The line 2x - 3y = 12, meets x-axis at point A and y-axis at point B, then :

1. A = (6, 0) and B = (0, -4)

2. A = (0, -4) and B = (6, 0)

3. A = (0, -4) and B = (-6, 0)

4. A = (-6, 0) and B = (4, 0)

We know that,

y-coordinate at x-axis = 0.

Let point A be (a, 0).

Since,

Line 2x - 3y = 12 meets x-axis at point A.

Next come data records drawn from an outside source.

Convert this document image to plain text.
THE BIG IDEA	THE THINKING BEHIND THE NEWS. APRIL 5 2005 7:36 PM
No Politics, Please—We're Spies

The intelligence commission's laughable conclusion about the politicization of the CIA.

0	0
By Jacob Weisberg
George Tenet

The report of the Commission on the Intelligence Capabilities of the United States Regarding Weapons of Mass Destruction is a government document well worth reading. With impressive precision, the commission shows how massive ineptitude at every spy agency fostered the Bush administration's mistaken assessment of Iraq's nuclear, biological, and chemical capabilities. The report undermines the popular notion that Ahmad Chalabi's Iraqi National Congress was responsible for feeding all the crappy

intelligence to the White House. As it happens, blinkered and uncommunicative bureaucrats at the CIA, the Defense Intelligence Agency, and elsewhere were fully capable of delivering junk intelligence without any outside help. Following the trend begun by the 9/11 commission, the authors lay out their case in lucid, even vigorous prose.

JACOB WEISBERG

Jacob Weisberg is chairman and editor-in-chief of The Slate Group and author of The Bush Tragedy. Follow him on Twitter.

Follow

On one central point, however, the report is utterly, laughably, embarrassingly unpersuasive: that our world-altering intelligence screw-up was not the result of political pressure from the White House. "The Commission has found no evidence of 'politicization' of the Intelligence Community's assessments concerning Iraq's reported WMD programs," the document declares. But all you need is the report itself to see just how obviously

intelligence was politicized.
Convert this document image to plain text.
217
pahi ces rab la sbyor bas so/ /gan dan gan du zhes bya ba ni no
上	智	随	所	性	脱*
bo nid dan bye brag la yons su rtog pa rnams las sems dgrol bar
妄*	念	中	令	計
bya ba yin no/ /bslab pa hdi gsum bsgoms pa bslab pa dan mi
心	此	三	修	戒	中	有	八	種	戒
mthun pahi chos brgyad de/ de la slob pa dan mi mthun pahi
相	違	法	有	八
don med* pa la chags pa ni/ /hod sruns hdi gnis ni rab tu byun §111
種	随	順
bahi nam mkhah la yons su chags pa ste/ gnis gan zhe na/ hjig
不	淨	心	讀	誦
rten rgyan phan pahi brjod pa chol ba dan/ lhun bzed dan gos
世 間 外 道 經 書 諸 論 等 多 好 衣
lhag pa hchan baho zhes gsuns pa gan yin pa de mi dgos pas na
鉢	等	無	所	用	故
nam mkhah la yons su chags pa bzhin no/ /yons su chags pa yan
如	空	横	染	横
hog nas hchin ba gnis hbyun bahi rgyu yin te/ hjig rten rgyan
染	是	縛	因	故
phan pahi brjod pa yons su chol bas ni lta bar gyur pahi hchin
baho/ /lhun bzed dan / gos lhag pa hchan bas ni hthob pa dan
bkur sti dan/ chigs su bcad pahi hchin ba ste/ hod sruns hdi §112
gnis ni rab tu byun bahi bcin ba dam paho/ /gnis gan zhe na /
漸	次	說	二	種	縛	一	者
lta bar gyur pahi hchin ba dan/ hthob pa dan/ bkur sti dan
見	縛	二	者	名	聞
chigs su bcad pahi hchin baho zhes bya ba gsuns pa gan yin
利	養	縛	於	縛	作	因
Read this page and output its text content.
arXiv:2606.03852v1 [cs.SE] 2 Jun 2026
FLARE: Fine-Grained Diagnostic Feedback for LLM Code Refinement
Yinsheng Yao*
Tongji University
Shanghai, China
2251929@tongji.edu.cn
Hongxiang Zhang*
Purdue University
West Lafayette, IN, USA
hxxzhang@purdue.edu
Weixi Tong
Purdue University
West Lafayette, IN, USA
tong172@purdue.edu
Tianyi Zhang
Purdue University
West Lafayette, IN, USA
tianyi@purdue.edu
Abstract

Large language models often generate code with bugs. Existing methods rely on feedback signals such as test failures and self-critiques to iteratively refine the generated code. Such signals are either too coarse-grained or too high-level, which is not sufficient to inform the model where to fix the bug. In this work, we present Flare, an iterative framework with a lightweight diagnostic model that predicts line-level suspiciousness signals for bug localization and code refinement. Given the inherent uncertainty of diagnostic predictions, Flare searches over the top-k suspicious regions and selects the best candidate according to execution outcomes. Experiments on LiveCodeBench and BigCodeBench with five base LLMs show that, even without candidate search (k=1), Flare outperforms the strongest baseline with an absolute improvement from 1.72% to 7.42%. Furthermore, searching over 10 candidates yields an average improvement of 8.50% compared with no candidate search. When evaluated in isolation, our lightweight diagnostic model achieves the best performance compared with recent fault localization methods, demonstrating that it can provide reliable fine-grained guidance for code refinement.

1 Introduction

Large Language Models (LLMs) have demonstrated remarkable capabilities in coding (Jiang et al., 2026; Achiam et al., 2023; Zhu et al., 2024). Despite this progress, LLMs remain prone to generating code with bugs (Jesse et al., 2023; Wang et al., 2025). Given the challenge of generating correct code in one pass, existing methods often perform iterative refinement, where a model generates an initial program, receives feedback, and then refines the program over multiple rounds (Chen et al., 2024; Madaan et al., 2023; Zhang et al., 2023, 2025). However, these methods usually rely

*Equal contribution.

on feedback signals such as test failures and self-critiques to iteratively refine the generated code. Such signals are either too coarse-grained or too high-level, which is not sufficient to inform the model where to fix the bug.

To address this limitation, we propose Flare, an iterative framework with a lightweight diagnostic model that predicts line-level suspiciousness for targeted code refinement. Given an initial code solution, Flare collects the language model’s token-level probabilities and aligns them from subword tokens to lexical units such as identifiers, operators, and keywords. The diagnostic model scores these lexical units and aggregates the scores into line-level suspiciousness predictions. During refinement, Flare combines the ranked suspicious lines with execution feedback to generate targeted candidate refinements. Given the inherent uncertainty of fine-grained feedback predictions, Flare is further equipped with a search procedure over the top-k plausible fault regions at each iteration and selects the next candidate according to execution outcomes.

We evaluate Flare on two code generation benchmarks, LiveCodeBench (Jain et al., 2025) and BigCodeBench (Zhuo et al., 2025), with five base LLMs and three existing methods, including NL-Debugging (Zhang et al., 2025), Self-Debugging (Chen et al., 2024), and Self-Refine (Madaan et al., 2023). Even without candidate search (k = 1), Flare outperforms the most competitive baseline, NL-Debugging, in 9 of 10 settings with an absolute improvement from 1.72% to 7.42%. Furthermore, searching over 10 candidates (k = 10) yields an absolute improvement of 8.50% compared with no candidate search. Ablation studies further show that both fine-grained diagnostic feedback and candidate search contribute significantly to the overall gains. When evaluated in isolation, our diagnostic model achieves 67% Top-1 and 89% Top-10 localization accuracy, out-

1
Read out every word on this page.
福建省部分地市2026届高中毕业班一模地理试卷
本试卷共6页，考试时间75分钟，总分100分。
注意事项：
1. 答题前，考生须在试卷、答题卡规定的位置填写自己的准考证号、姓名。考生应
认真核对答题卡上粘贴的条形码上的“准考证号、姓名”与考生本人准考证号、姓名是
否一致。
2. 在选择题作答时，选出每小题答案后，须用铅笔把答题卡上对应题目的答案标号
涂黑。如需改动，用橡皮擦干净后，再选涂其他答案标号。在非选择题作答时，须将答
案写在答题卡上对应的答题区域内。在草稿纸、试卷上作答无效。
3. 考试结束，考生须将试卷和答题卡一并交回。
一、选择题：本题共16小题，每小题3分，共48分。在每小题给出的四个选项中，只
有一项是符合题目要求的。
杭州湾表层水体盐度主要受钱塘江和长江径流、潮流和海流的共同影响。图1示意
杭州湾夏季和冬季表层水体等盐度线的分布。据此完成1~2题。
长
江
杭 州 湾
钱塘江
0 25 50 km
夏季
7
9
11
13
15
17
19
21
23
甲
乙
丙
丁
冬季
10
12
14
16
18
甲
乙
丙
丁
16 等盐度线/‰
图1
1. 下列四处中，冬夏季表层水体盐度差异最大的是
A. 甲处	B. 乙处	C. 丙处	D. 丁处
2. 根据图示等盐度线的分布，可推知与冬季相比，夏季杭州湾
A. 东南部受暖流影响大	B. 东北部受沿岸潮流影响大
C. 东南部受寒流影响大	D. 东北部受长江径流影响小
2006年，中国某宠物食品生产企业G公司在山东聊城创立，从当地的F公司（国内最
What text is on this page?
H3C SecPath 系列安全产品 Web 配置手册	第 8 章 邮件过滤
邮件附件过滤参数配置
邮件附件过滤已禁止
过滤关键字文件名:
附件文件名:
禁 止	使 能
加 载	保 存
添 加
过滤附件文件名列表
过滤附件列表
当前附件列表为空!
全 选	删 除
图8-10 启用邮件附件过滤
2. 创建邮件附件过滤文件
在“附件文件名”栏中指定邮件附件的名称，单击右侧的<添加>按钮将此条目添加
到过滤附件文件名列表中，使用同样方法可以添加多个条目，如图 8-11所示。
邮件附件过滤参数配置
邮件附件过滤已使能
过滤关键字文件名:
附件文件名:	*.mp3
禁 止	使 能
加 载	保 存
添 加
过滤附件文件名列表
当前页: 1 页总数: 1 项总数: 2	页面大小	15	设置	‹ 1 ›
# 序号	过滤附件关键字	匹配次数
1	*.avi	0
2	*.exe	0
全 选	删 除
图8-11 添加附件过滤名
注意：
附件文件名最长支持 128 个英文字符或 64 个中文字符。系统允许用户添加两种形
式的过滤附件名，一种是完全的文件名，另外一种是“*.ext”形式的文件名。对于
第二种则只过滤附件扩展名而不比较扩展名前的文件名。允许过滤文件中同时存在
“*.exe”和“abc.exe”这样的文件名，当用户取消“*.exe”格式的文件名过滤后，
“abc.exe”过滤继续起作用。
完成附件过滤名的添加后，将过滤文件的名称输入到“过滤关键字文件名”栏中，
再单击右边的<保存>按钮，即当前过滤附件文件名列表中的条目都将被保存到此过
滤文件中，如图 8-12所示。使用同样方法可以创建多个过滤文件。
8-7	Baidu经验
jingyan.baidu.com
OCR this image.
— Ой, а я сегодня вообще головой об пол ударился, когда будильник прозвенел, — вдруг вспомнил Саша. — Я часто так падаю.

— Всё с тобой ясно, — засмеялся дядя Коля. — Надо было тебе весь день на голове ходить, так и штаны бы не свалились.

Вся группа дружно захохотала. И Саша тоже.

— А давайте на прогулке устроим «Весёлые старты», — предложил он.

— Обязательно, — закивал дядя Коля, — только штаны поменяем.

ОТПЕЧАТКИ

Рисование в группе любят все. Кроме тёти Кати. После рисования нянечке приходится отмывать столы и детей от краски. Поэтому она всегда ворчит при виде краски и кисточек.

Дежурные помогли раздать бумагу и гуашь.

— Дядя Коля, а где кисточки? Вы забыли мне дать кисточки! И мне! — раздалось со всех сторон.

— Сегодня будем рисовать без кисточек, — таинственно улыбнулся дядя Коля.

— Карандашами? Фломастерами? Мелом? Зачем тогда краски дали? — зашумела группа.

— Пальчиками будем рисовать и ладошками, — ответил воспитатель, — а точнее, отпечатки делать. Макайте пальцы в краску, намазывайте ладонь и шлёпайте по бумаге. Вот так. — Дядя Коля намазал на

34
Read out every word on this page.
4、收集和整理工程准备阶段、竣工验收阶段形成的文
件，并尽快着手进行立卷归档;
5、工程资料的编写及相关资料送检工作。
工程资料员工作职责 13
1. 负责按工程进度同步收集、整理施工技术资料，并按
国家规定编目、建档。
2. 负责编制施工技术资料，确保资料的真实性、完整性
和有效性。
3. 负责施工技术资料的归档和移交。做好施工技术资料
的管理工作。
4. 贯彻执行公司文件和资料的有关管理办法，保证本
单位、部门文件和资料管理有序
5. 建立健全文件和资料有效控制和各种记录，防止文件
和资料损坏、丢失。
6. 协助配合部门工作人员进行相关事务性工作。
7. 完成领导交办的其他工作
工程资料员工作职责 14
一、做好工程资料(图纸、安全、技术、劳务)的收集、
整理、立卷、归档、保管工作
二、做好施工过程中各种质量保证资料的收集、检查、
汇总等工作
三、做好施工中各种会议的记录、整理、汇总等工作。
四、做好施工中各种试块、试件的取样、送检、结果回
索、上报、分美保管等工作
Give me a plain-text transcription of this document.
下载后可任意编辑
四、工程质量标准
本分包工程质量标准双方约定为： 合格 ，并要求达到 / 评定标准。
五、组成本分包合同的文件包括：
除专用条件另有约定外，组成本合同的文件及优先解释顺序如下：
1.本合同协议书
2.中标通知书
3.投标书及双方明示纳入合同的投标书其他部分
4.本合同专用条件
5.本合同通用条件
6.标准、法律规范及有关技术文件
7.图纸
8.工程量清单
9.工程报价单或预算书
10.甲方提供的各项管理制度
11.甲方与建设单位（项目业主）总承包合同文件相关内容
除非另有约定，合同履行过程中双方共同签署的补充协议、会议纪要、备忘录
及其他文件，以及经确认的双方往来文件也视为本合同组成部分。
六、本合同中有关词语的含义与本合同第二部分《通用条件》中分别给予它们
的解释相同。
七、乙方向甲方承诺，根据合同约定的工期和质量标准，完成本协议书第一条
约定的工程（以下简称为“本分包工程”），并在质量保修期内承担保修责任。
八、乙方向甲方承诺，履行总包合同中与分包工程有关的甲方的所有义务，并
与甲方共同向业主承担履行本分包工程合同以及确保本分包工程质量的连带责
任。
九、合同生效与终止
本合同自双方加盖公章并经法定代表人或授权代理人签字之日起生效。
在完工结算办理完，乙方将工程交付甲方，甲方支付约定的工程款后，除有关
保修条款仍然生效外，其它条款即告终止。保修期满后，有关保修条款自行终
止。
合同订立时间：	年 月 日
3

∴ Point A(a, 0) satisfies the equation 2x - 3y = 12.

⇒ 2a - 3(0) = 12

⇒ 2a - 0 = 12

⇒ 2a = 12

⇒ a = $\dfrac{12}{2}$ = 6.

∴ A = (a, 0) = (6, 0).

We know that,

x-coordinate at y-axis = 0.

Let point B be (0, b).

Since,

Line 2x - 3y = 12 meets y-axis at point B.

∴ Point B(0, b) satisfies the equation 2x - 3y = 12.

⇒ 2(0) - 3b = 12

⇒ 0 - 3b = 12

⇒ -3b = 12

⇒ b = $\dfrac{12}{-3}$ = -4.

∴ B = (0, b) = (0, -4).

Hence, Option 1 is the correct option.